Families, children and young people

Good

Updated 7 January 2016

The practice is rated as good for the care of families, children and young people. Staff were knowledgeable about child protection and a GP took the lead for safeguarding. Staff put alerts onto a patient’s electronic record when safeguarding concerns were raised. The practice offered family planning advice. Immunisation rates were comparable and sometimes exceeded local CCG benchmarking for all standard childhood immunisations. Urgent access appointments were available for under-fives. The practice had baby feeding and changing facilities available to patients. Patients were signposted to a health trainer working at the practice. The trainer would develop care and support needed for each individual patient to support them in good health.

Older people

Good

Updated 7 January 2016

The practice is rated as good for the care of older people. The practice was knowledgeable about the number and health needs of older patients using the service. Nationally reported data showed that outcomes for patients were good for conditions commonly found in older people. They kept up to date registers of patients’ health conditions. Home visits were made to housebound patients to carry out reviews of their health. The practice worked with other agencies and health providers to provide support and access specialist help when needed. The practice had identified older patients who were at risk of unplanned hospital admissions and developed care plans to support them.

Working age people (including those recently retired and students)

Good

Updated 7 January 2016

The practice is rated as good for the care of working-age people (including those recently retired and students). The needs of this group had been identified and the practice had adjusted the services it offered to ensure these were accessible, flexible and offered continuity of care. For example the practice offered extended hours, evening telephone appointments and early morning blood tests for working patients. The practice was proactive in offering online services as well as a full range of health promotion and screening that reflects the needs for this age group. H ealth checks were offered to patients who were over 40 years of age to promote patient well-being and prevent any health concerns.

People experiencing poor mental health (including people with dementia)

Good

Updated 7 January 2016

The practice is rated as good for the care of people experiencing poor mental health (including people with dementia). The practice referred patients to the appropriate services. The practice maintained a register of patients with mental health problems in order to regularly review their needs. The practice staff liaised with other healthcare professionals to help engage these patients to ensure they attended reviews and various specialists. The practice had onsite access to assessments with the Improving Access To Psychological Therapies (IAPT) team. They also promoted ‘Positive Mental training’ with access to audio downloads and CDs to offer self-help programmes for stress, depression and anxiety and for building confidence, coping and wellbeing. The practice also referred patients to the St Helens Chrysalis Centre (Local charity supporting adult women with mental health problems and domestic violence.)
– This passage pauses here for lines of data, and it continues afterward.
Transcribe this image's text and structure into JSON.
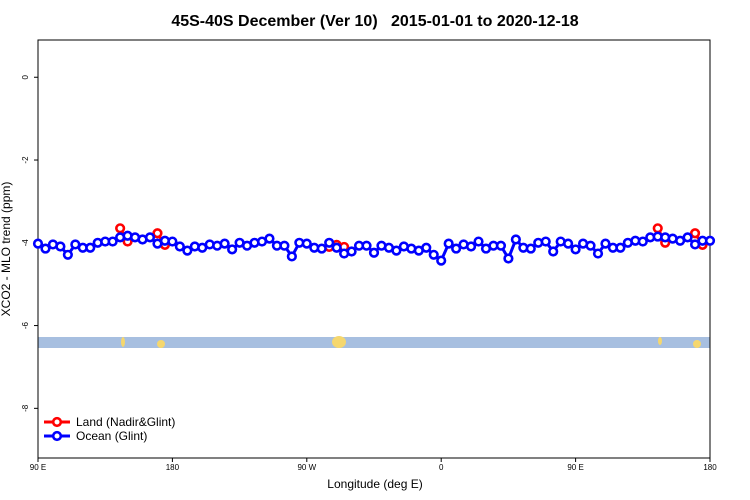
{
  "chart_data": {
    "type": "line",
    "title": "45S-40S December (Ver 10)   2015-01-01 to 2020-12-18",
    "xlabel": "Longitude (deg E)",
    "ylabel": "XCO2 - MLO trend (ppm)",
    "xlim": [
      90,
      540
    ],
    "xticks": [
      {
        "value": 90,
        "label": "90 E"
      },
      {
        "value": 180,
        "label": "180"
      },
      {
        "value": 270,
        "label": "90 W"
      },
      {
        "value": 360,
        "label": "0"
      },
      {
        "value": 450,
        "label": "90 E"
      },
      {
        "value": 540,
        "label": "180"
      }
    ],
    "ylim": [
      -9.2,
      0.9
    ],
    "yticks": [
      0,
      -2,
      -4,
      -6,
      -8
    ],
    "legend": "bottom-left",
    "x": [
      90,
      95,
      100,
      105,
      110,
      115,
      120,
      125,
      130,
      135,
      140,
      145,
      150,
      155,
      160,
      165,
      170,
      175,
      180,
      185,
      190,
      195,
      200,
      205,
      210,
      215,
      220,
      225,
      230,
      235,
      240,
      245,
      250,
      255,
      260,
      265,
      270,
      275,
      280,
      285,
      290,
      295,
      300,
      305,
      310,
      315,
      320,
      325,
      330,
      335,
      340,
      345,
      350,
      355,
      360,
      365,
      370,
      375,
      380,
      385,
      390,
      395,
      400,
      405,
      410,
      415,
      420,
      425,
      430,
      435,
      440,
      445,
      450,
      455,
      460,
      465,
      470,
      475,
      480,
      485,
      490,
      495,
      500,
      505,
      510,
      515,
      520,
      525,
      530,
      535,
      540
    ],
    "series": [
      {
        "name": "Land (Nadir&Glint)",
        "color": "#ff0000",
        "values": [
          null,
          null,
          null,
          null,
          null,
          null,
          null,
          null,
          null,
          null,
          null,
          -3.65,
          -3.97,
          null,
          null,
          null,
          -3.77,
          -4.05,
          null,
          null,
          null,
          null,
          null,
          null,
          null,
          null,
          null,
          null,
          null,
          null,
          null,
          null,
          null,
          null,
          null,
          null,
          null,
          null,
          null,
          -4.1,
          -4.05,
          -4.1,
          null,
          null,
          null,
          null,
          null,
          null,
          null,
          null,
          null,
          null,
          null,
          null,
          null,
          null,
          null,
          null,
          null,
          null,
          null,
          null,
          null,
          null,
          null,
          null,
          null,
          null,
          null,
          null,
          null,
          null,
          null,
          null,
          null,
          null,
          null,
          null,
          null,
          null,
          null,
          null,
          null,
          -3.65,
          -4.0,
          null,
          null,
          null,
          -3.77,
          -4.05,
          null
        ]
      },
      {
        "name": "Ocean (Glint)",
        "color": "#0000ff",
        "values": [
          -4.02,
          -4.14,
          -4.04,
          -4.09,
          -4.29,
          -4.04,
          -4.12,
          -4.12,
          -4.0,
          -3.97,
          -3.97,
          -3.87,
          -3.83,
          -3.87,
          -3.92,
          -3.87,
          -4.02,
          -3.95,
          -3.97,
          -4.09,
          -4.19,
          -4.09,
          -4.12,
          -4.04,
          -4.07,
          -4.02,
          -4.16,
          -4.0,
          -4.07,
          -4.0,
          -3.97,
          -3.9,
          -4.07,
          -4.07,
          -4.33,
          -4.0,
          -4.02,
          -4.12,
          -4.14,
          -4.0,
          -4.12,
          -4.26,
          -4.21,
          -4.07,
          -4.07,
          -4.24,
          -4.07,
          -4.12,
          -4.19,
          -4.09,
          -4.14,
          -4.19,
          -4.12,
          -4.29,
          -4.43,
          -4.02,
          -4.14,
          -4.04,
          -4.09,
          -3.97,
          -4.14,
          -4.07,
          -4.07,
          -4.38,
          -3.92,
          -4.12,
          -4.14,
          -4.0,
          -3.97,
          -4.21,
          -3.97,
          -4.02,
          -4.16,
          -4.02,
          -4.07,
          -4.26,
          -4.02,
          -4.12,
          -4.12,
          -4.0,
          -3.95,
          -3.97,
          -3.87,
          -3.85,
          -3.87,
          -3.9,
          -3.95,
          -3.87,
          -4.04,
          -3.95,
          -3.95
        ]
      }
    ]
  }
}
People whose circumstances may make them vulnerable

Good

Updated 7 January 2016

The practice is rated as good for the care of people whose circumstances may make them vulnerable. The practice was aware of patients in vulnerable circumstances and ensured they had appropriate access to health care to meet their needs. For example, a register was maintained of patients with a learning disability and annual health care reviews were provided to these patients. All staff were trained and knowledgeable about safeguarding vulnerable patients and had access to the practice’s policy and procedures and had received guidance in this. The practice offered referrals to local food banks for patients and referrals to local carer’s centres. They also supported patients with letters to their local housing offices.